Seperti salah satu item pekerjaan pembuatan rumah demokrasi, yang seharusnya dibangun pada tahun 2016 namun baru dikerjakan pada tahun 2017, setelah berita dugaan korupsi ini di muat di media cetak.


"Masyarakatkan masih banyak yang belum mengetahui pamahaman tentang pemilihan, dan juga sosialisasi tentang jaman demokrasi," jelas salah satu warga Desa Sukaraja Kecamatan Gedongtataan, yang enggan disebutkan identitasnya. Kamis (30/3)


"KPU yang seharusnya mempasilitasi rumah demokrasi untuk masyarakat agar bisa mendapat wawasan. Namun rumah demokrasi untuk rakyat itu tidak dibuat oleh para pejabat KPU, malah dimakan sendiri uang pembuatannya," timpalnya dengan nada kesal.
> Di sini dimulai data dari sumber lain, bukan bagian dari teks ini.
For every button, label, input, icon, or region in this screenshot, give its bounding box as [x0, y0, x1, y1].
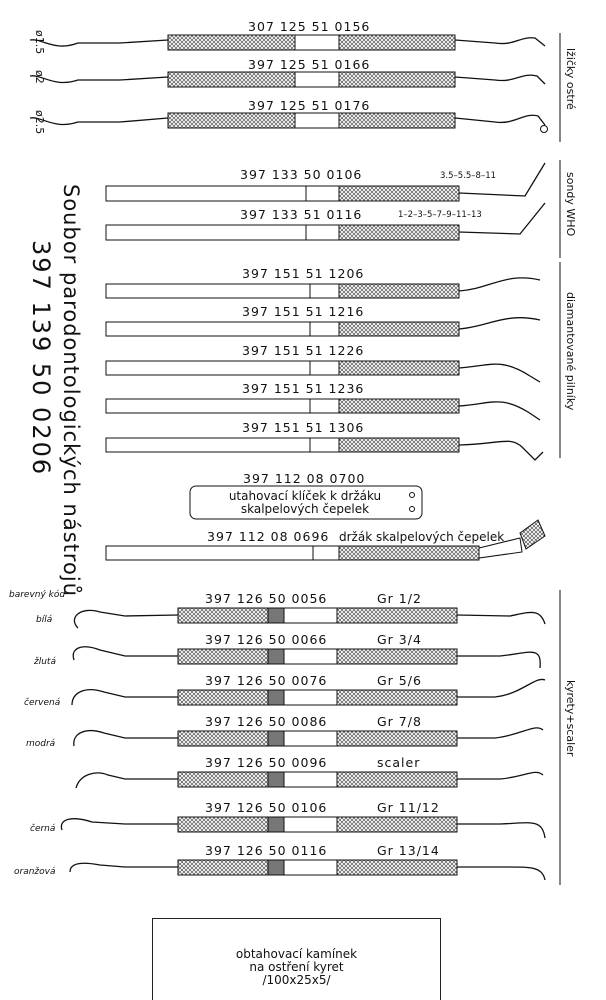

Dalam salah satu contoh item pekerjaan yang tidak beres, dirinya mengharapkan penegak hukum, untuk memperdalam kasus ini, dan dapat memproses para pejabat KPU agar tidak ada lagi oknum-oknum yang merugikan negara.


"Untuk para penegak hukum tolong dalami kasus ini, mungkin saja ada item item pekerjaan lainnya yang tidak beres lagi," pungkasnya.


Setelah beberapa kali mendatangi Polres Pesawaran, para pejabat KPU juga, tak henti-hentinya menjalani pemeriksaan. Baik diperiksa oleh BPK maupun Inspektorat Jendral KPU (Irjen).


Sementara Sekertaris KPU Dario mengatakan, bahwa dugaan dugaan yang berkembang itu semua, sudah ditangani oleh APH ataupun tim audit Irjen KPU dari pusat.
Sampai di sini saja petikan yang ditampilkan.